The New Republic weighed in on this with a cover story recently, and Ned Cramer at Architect delivered a column in praise of the densifying effects of unaffordable gas. The New York Times hosted a quorum on its Freakonomics blog in August on this very topic, too. Aside from a few brave, but probably wrong, condemnations (“the greatest misallocation of resources in the history of the world”) the vague consensus seems to be that the concept of “suburb” is going to lose focus in the coming decades. In cities across the nation, suburbs are getting denser and more culturally and ethnically diverse as they becoming the first-stop destination for immigrants. In many ways, suburbs are becoming more urban. As this trend continues, suburbs’ fate will be more about staging interventions to keep them viable for the populations they are still absorbing than wholesale abandonment, which should provide plenty of opportunities for architects.
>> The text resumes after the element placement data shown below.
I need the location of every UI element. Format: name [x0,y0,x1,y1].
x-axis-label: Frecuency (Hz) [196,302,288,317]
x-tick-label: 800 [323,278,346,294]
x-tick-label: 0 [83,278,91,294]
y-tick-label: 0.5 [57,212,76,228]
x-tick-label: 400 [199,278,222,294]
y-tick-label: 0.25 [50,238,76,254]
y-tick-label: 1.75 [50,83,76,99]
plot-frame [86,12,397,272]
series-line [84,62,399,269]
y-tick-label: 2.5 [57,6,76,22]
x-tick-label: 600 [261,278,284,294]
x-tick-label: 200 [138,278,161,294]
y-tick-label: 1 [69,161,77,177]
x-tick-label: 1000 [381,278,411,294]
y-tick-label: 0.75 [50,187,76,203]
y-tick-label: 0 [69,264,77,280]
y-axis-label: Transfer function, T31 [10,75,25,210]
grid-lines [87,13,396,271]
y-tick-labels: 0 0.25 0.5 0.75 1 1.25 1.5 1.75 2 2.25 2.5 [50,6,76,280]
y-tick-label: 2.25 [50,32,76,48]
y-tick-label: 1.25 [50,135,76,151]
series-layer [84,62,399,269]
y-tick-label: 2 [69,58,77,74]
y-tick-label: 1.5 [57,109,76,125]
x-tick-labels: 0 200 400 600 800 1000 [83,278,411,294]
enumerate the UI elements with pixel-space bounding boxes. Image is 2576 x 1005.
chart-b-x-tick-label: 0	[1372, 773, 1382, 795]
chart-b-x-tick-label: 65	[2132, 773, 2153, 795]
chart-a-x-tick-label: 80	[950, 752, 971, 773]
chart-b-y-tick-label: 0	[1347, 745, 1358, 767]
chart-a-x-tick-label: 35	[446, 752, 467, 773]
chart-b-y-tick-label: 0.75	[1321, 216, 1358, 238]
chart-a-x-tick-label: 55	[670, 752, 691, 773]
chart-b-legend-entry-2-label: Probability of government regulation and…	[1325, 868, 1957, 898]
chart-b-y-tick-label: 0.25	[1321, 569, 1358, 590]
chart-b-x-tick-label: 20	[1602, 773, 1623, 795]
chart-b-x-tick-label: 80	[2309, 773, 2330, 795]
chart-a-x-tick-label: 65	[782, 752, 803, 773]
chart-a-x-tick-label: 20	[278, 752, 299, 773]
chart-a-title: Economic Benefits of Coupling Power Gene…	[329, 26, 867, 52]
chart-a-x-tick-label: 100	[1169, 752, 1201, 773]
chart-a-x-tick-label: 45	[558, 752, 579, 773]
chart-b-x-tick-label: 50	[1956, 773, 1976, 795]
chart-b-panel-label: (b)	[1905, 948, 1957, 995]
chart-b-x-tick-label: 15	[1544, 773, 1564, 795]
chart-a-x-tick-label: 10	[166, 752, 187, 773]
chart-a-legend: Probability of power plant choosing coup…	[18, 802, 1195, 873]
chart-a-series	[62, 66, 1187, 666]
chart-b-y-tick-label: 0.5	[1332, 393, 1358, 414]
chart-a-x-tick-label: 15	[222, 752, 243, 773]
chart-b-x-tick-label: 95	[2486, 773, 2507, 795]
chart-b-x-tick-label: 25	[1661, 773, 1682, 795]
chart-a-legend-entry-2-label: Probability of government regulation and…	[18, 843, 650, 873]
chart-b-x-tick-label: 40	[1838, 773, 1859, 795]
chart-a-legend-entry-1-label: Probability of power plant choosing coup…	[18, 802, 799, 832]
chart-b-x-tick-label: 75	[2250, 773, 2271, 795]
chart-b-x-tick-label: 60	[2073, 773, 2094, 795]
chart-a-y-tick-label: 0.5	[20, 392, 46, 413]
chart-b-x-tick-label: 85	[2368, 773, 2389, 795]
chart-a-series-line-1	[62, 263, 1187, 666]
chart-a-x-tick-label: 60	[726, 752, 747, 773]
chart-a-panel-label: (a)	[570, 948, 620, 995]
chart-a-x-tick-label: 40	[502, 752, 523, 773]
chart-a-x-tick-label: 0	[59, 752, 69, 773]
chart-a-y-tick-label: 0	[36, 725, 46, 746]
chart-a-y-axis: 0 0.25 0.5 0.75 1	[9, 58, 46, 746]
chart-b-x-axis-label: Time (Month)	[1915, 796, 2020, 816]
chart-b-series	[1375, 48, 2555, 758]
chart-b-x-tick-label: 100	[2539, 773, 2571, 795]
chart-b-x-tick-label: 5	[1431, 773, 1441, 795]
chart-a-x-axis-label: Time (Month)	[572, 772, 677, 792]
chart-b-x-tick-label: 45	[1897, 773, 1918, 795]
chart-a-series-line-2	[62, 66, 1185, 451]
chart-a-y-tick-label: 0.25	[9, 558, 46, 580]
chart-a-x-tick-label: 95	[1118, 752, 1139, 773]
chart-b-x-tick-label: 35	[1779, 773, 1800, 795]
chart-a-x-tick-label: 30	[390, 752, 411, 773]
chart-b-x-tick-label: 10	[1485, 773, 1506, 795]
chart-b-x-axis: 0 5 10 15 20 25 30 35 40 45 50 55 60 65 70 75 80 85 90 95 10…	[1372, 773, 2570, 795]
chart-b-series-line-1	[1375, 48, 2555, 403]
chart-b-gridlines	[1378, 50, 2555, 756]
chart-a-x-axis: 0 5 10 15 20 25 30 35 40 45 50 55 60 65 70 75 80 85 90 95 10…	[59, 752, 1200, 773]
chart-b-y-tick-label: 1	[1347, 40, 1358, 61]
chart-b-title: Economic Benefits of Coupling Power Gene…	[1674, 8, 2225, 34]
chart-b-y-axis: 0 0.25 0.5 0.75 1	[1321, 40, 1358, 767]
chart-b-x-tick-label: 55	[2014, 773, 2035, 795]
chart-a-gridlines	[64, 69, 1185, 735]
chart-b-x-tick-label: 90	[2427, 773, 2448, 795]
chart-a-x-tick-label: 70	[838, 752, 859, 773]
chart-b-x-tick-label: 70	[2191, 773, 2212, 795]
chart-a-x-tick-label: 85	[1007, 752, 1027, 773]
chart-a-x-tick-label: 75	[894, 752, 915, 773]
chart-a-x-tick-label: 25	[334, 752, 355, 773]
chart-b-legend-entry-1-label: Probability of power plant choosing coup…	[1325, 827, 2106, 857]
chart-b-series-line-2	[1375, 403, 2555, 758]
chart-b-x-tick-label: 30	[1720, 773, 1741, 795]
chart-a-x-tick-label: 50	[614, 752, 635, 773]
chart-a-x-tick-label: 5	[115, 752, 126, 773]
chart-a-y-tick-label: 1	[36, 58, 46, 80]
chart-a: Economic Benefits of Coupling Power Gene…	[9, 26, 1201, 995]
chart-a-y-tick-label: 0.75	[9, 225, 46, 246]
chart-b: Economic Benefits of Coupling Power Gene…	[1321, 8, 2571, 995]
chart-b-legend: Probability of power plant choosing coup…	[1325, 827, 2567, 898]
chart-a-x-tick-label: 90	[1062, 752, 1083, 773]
But aren’t cities becoming more suburban as well? As slick, glass-walled condos replace offices buildings (or more disturbingly, affordable housing), and corner stores begat wine bars and sushi restaurants, low-income people are pushed out to inner-ring suburbs, a haute bourgeoisie sensibility settles over the land, and Taxi Driver-like visions of decaying urbanity start to seem quaint ... almost. Taken to its logical extreme, city and suburb may envelope each other, leaving us with little idea of what to call either one.
Comments (2)
Such a usefule blog. wow !!!!
Posted by Philadelphia SEO | February 4, 2010 7:17 PM
Posted on February 4, 2010 19:17
No doubt the landscape will change, both urban and suburban--they have always been changing. But suburbs, at least the fundamental characteristic of "life in the country," will not be going away or rotting into some kind of mulch on steroids. People will always live according to what they believe are their means. People will always seek the "ideal" quality of life, however they define that for themselves. High gas prices may cause many to take a second look at the Hummer they just bought, but people who want the suburbs for quality of life are not going to go live in a highrise condo downtown. The "end" does not change, only the "means" to the end. Alternative fuels, zero-energy homes, telecommuting, etc, will be the solutions people seek.